There's the facts and the knowledge about how to protect myself from this abstract concept of Covid-19, and then there's all the ways that I've been primed and pumped full of fear over these years to not do this or not do that; all the tiny little habits of mind that I have learned to protect myself with, be it ideologically, biologically, professionally, or personally. By the time I got Covid it wasn't a thing any more, which to me means that it was never about Covid itself, its virus-ness, but always about the institutions and systems and data banks and markets and politics and countries and regulations that Covid infected.

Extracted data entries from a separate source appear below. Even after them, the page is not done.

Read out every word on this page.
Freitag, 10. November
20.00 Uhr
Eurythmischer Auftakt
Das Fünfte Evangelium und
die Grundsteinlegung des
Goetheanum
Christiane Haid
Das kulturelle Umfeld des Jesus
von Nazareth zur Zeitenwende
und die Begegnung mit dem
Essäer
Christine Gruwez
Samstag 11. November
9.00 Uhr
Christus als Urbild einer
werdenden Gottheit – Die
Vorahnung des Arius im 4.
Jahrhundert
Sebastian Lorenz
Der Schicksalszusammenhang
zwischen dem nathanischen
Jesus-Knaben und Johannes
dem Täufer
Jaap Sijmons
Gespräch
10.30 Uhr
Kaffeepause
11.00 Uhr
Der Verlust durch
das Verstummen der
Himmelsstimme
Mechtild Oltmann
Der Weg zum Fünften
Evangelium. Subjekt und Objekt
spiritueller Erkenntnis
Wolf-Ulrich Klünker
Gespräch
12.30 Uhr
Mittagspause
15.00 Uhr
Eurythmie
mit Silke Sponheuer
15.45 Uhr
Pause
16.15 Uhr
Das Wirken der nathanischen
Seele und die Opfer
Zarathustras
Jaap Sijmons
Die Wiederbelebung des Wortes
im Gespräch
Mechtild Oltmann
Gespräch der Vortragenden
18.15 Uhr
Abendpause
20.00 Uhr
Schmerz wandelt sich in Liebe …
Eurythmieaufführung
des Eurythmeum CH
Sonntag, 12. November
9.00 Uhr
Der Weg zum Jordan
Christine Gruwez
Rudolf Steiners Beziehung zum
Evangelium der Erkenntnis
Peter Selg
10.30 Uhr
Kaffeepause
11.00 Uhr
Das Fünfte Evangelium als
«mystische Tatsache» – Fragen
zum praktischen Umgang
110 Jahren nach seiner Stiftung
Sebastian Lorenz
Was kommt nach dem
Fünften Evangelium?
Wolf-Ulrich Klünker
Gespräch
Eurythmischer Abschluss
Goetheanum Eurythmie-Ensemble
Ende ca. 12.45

All of this too large and immense for any of us to understand yet the only language I have to understand why any of this happened is in the language of these faceless machines. But don't get me wrong: I'm not mad. If you give you me a vaccine I'll take it. If you tell me to lock down I'll do it. And if I need a health code to enter, just say so. They tell us we can't go back and I believe them. In fact, I agree with them. Pre-Covid is as unimaginable as Covid was as imaginable pre-Covid. Not the imagination of science-fiction pandemic politics, which I think were adequately dreamed of, but how the every day has changed, the paranoia and the hesitation and dissolution of community. What happened during Covid is already an overgrown ruin of a memory, due for excavation. I offer this shovel full of dirt.